In other words, using the above method of redirecting standard output and standard error to write to specified files is equivalent to mapping the logs in the original container to .err, .out and .log log files according to the log type. Come down and show.

After analyzing it this way, I found that the reason why flink removed the redirection command from the source code after version 1.12 may be to use k8s log aggregation to write both stdout and stderr into the container log to facilitate subsequent follow-up. Monitor and analyze container logs and other operations.

Um. . At this point, I feel that the initial analysis above was in vain, because the log of the container itself actually contains all the log data, and there is no need to distinguish between .out and .err at all.

Insert a sentence here, do you still remember the question raised in the first part of the article? Here, let’s think about another question. At this point, we know that the container will process and forward the stdout and stderr streams. stderr contains the exception information when the flink task is executed, and stdout contains the standard output information when the task is executed. So where do the system logs such as INFO and ERROR log data when flink is executed be obtained from the container? The appender of RollingFile type configured in log4j does not belong to standard output.

So the answer to this question is why flink uses the log4j-console.properties configuration when submitting it to k8s deployment.

Because there is a ConsoleAppender configuration in log4j-console.properties, which prints flink’s system log to CONSOLE (System.out), so it is equivalent to printing the system log to standard output, and then the container listens to stdout Thereby obtaining the system log.

When deployed to Yarn, in the configuration of log4j.properties, you can see that there is no configuration of ConsoleAppender, so all its system logs are printed to the .log file.

Having solved this problem, let’s return to the previous analysis. The redirection operation we added above is equivalent to imitating the deployment method on Yarn.
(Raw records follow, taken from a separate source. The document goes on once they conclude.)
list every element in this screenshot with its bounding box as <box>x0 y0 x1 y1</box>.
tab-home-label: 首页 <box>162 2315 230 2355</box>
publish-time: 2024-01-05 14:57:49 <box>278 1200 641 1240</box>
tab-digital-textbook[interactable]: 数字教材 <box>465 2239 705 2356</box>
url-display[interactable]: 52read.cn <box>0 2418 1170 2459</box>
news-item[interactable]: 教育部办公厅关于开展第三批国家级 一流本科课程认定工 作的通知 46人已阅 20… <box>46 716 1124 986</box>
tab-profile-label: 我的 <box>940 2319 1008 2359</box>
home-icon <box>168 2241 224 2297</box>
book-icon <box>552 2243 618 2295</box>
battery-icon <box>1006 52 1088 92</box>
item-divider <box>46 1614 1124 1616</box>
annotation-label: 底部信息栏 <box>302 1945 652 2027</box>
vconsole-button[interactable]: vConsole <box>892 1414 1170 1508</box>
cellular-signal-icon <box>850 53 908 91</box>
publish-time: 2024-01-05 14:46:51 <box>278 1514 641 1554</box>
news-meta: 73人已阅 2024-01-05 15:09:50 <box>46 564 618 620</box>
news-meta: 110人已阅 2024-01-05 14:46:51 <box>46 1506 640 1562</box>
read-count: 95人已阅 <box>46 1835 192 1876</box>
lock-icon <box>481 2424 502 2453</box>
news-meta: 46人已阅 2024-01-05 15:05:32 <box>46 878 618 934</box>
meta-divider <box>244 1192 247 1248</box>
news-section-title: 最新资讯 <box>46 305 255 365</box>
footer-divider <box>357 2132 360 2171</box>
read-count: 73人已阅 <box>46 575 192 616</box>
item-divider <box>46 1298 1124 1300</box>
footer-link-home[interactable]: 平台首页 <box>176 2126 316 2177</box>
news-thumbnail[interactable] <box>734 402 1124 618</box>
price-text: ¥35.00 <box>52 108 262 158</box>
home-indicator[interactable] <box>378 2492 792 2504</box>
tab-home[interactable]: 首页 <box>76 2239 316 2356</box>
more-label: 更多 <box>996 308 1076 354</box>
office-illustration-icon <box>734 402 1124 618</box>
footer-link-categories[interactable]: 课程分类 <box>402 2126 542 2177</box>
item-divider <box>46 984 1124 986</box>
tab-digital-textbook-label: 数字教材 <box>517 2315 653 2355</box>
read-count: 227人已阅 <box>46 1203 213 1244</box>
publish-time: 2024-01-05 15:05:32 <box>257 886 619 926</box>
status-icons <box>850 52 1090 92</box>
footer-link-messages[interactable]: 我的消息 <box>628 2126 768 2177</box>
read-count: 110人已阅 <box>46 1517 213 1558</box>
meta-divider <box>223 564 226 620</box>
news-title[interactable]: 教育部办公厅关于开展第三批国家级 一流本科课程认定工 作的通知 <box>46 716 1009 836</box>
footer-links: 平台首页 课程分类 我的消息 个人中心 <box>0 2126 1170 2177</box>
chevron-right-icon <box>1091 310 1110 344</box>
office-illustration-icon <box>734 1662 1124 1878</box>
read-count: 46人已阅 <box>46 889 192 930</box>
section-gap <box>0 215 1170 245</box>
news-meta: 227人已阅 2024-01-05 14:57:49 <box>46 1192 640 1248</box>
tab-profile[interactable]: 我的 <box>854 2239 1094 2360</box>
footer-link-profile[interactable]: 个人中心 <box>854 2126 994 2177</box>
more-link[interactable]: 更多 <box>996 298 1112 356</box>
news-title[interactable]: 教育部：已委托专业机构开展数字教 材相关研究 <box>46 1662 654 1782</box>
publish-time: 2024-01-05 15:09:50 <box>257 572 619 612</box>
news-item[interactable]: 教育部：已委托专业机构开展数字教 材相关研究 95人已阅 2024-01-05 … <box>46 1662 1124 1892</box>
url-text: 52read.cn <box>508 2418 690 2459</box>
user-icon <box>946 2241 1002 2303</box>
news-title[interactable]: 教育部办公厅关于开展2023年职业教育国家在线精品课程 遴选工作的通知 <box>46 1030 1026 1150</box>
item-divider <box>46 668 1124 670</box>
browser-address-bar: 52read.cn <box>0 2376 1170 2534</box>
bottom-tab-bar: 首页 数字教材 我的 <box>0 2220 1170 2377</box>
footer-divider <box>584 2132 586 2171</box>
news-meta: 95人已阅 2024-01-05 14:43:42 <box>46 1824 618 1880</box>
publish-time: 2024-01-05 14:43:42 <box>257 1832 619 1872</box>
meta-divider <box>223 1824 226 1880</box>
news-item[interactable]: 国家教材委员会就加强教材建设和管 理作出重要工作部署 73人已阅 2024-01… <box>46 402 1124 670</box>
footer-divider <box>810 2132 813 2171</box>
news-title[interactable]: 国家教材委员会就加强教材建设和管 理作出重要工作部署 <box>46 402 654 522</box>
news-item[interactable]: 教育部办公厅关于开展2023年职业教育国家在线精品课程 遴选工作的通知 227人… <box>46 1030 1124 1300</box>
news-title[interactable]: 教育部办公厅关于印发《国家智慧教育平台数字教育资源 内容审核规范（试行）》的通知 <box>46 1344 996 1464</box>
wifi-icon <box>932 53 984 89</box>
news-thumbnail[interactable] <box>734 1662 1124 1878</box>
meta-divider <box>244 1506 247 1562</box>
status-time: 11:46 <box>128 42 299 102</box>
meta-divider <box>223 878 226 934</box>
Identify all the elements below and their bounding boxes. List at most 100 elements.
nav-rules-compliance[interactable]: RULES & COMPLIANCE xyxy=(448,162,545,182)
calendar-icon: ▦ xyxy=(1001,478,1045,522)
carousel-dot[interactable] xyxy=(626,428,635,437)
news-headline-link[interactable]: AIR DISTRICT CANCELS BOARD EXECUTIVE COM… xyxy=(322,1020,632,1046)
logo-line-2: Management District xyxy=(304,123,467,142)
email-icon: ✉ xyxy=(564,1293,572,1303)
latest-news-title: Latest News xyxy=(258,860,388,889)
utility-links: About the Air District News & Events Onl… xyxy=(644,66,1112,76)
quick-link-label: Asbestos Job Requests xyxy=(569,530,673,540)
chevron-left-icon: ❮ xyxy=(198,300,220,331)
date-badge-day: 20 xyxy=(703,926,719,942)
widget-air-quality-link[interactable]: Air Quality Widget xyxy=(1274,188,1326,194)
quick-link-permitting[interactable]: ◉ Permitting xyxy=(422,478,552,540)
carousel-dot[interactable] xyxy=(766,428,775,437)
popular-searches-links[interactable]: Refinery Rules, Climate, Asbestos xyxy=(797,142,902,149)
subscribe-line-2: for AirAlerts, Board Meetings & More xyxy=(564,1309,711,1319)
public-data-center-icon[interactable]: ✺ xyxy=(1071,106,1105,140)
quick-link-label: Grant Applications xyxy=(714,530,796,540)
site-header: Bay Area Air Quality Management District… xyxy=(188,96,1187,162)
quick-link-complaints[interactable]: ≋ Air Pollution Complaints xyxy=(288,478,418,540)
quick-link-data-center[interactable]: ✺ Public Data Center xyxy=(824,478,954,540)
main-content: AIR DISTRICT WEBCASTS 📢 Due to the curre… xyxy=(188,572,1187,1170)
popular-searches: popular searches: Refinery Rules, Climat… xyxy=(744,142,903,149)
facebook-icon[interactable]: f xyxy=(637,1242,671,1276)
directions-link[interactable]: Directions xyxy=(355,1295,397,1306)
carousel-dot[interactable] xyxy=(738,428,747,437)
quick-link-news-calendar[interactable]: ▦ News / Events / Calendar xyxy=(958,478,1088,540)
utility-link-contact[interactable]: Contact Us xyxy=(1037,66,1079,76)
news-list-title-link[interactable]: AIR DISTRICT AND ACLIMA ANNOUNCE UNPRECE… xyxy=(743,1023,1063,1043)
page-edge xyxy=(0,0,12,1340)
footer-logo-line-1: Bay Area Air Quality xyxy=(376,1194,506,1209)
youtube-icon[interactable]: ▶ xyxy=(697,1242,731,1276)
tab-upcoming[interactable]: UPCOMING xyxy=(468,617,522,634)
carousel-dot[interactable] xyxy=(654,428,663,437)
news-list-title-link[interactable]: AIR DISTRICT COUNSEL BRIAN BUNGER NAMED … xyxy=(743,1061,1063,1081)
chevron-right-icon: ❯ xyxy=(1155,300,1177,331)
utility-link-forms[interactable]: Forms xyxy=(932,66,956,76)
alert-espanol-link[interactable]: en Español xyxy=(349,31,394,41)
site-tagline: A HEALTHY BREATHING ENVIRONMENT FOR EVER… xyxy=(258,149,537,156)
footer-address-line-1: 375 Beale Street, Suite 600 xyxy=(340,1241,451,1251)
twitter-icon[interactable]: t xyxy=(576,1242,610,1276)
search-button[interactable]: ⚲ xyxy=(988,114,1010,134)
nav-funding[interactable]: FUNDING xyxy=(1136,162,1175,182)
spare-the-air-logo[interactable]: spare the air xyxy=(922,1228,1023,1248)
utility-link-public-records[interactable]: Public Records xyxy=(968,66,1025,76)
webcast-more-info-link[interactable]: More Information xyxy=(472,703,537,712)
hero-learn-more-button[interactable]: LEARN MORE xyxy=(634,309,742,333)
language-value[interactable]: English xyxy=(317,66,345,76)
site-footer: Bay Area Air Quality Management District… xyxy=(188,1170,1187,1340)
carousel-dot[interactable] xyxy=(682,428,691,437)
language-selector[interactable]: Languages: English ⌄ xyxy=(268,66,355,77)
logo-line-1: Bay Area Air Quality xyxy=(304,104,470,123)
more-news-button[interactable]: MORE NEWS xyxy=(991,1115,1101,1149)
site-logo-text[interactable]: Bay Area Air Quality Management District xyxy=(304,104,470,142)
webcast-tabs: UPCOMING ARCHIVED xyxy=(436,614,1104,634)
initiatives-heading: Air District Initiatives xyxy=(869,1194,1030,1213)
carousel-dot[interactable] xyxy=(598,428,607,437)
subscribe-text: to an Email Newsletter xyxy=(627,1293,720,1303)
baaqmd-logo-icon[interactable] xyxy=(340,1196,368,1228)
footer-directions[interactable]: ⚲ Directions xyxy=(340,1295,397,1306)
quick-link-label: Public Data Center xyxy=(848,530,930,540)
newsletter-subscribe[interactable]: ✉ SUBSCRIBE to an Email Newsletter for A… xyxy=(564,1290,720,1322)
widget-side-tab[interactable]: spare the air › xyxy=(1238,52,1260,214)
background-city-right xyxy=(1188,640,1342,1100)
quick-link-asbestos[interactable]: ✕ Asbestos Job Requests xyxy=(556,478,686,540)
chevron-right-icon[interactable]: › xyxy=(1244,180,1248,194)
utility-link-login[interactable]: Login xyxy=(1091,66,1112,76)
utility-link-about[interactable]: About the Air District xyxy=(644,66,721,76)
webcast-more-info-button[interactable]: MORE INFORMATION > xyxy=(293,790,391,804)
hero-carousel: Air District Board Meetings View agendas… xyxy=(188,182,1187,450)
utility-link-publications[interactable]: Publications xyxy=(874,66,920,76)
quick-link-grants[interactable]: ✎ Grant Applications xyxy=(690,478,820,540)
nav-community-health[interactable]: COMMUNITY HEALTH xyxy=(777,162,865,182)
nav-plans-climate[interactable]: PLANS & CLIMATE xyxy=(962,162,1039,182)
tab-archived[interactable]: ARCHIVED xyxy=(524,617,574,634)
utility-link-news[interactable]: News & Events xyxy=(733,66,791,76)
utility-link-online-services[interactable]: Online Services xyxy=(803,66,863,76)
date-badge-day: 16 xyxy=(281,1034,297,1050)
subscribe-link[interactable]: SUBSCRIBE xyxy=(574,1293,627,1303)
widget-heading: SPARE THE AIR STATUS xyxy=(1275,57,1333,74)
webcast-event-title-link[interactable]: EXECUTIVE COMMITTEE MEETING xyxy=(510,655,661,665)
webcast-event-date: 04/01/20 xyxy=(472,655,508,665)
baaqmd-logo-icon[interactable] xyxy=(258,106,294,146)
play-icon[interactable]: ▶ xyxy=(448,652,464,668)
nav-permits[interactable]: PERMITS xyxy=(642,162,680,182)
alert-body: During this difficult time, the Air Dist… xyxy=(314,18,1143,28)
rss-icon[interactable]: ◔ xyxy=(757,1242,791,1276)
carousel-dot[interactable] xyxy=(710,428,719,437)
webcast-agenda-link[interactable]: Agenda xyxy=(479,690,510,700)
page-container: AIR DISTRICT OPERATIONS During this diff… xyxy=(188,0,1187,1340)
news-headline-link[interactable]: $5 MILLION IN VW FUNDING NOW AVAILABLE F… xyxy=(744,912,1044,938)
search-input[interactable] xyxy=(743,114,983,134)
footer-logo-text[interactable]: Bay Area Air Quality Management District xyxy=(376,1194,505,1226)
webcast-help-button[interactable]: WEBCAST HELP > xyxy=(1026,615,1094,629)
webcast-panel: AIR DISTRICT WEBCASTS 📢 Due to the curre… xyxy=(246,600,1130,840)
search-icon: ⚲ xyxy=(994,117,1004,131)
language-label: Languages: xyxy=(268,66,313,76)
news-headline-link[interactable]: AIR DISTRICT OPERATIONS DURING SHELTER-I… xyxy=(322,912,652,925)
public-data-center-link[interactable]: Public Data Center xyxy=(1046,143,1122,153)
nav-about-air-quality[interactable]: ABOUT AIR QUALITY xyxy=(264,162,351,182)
The logs in the original container are mapped to .err, .out and .log log files according to the log type for display. However, the logs in the container are lost at this time, which may have an impact on our subsequent log collection and analysis on the container.

So is there any solution?

Double write. Attempts to redirect both stdout and stderr while redirecting standard output and standard error to the specified file. For this purpose, we conducted a test, which is the following line of code in docker-entrypoint.sh:

exec $(drop_privs_cmd) bash -c "${args[@]} 1> >(tee /opt/flink/log/${logFileName}.out >/dev/stdout) 2> >(tee / opt/flink/log/${logFileName}.err >/dev/stderr)"

1> >(tee /opt/flink/log/${logFileName}.out >/dev/stdout) in the command indicates that the standard output will be redirected to an anonymous pipe and the pipe The content in is simultaneously output to the file /opt/flink/log/${logFileName}.out and the standard output device through the tee command.

After testing, the above function can be achieved, that is, both .out and .err files are available, and at the same time, the container log is restored to its original state.

However, it should be noted that since the log4j-console.properties configuration treats the system log as part of the standard output, the generated .out file actually contains the output of System.out and the system file in the task. The .err file only contains the standard error log content.

So far, the log effect achieved is:

  • Container logs: including system logs, standard output, and standard error
  • .out log: includes system log and standard output
  • .err log: Contains standard error

The above is this time, an in-depth exploration and thinking on the k8s log issue originally raised. During the research process, I also gained a deeper understanding of the log configuration of log4j. Due to the initial lack of understanding of containers and k8s technology, the final results seemed to be unsatisfactory, but isn’t technology a process of continuous exploration?

Regarding the above issues, if you encounter similar issues, you are welcome to discuss them with me. Thanks for reading!